Tom took Pet home early, and I hope
they walked in the moonlight for hours. Tom is
the kind of man that any pretty girl who is sympathetic
enough in the moonlight could comfort for anything.
I’m not at all worried about him, but
The hour I sat in the garden and talked
to Judge Wade must have brought grey hairs to my head
if it was daylight and I could see them. Ruth
Clinton had said good-bye with the loveliest haunted
look in her great dark eyes, and I had felt as if
I had killed something that was alive. Dr. John
had been called from his coffee to a patient and had
gone with just a friendly word of good night, and
the others had at last left the judge and me alone also
in the moonlight, which I wished in my heart somebody
would put out.
To-night he looked me in the face
and told me how to marry, and I’m not sure yet
that I won’t do as he says. Of course I’m
in love with Alfred, but if he wants me he had better
get me away quick before the judge makes all his arrangements.

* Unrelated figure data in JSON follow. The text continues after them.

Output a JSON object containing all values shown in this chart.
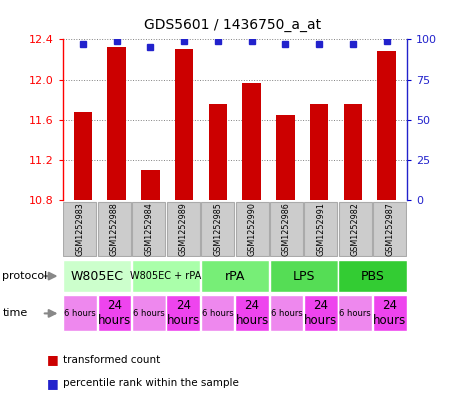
{
  "title": "GDS5601 / 1436750_a_at",
  "samples": [
    "GSM1252983",
    "GSM1252988",
    "GSM1252984",
    "GSM1252989",
    "GSM1252985",
    "GSM1252990",
    "GSM1252986",
    "GSM1252991",
    "GSM1252982",
    "GSM1252987"
  ],
  "transformed_counts": [
    11.68,
    12.32,
    11.1,
    12.3,
    11.76,
    11.97,
    11.65,
    11.76,
    11.76,
    12.28
  ],
  "percentile_ranks": [
    97,
    99,
    95,
    99,
    99,
    99,
    97,
    97,
    97,
    99
  ],
  "ylim": [
    10.8,
    12.4
  ],
  "yticks": [
    10.8,
    11.2,
    11.6,
    12.0,
    12.4
  ],
  "y2ticks": [
    0,
    25,
    50,
    75,
    100
  ],
  "y2lim": [
    0,
    100
  ],
  "bar_color": "#cc0000",
  "dot_color": "#2222cc",
  "proto_labels": [
    "W805EC",
    "W805EC + rPA",
    "rPA",
    "LPS",
    "PBS"
  ],
  "proto_ranges": [
    [
      0,
      2
    ],
    [
      2,
      4
    ],
    [
      4,
      6
    ],
    [
      6,
      8
    ],
    [
      8,
      10
    ]
  ],
  "proto_colors": [
    "#ccffcc",
    "#aaffaa",
    "#77ee77",
    "#55dd55",
    "#33cc33"
  ],
  "proto_fontsizes": [
    9,
    7,
    9,
    9,
    9
  ],
  "time_labels": [
    "6 hours",
    "24\nhours",
    "6 hours",
    "24\nhours",
    "6 hours",
    "24\nhours",
    "6 hours",
    "24\nhours",
    "6 hours",
    "24\nhours"
  ],
  "time_big": [
    false,
    true,
    false,
    true,
    false,
    true,
    false,
    true,
    false,
    true
  ],
  "time_color_small": "#ee88ee",
  "time_color_big": "#ee44ee",
  "sample_bg_color": "#cccccc",
  "sample_border_color": "#aaaaaa"
}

A woman loves to be courted with poems and flowers
and deference, but she’s wonderfully apt to marry
the man who says, “Don’t argue, but put
on your bonnet and come with me.”
Oh, I’m crying, crying in my
heart, which is worse than in my eyes, as I sit and
look across my garden, where the cold moon is hanging
low over the tall trees behind the doctor’s
house and his light in his room is burning warm and
bright. They are right: he doesn’t
care if I am going away for ever with Alfred.
His quick eulogy of him, and the lovely warm look
he poured over poor frightened me at his side, told
me that once and for all. Still, we have been
so close together over his baby, and I have grown
so dependent on him for so many things, that it cuts
into me like a hot knife that he shouldn’t care
if he lost me even for a neighbour.
I shouldn’t mind not having any husband
if I could always live close by him and Billy like
this, and if I married Judge Wade no,
I don’t like that! Of course, I’m going
with Alfred, now that an accident has made me announce
the fact to the whole town before he even knows it
himself, but wherever I go, that light in the room
with that lonely man is going to burn in my heart.
I hope it will throw a glow over Alfred!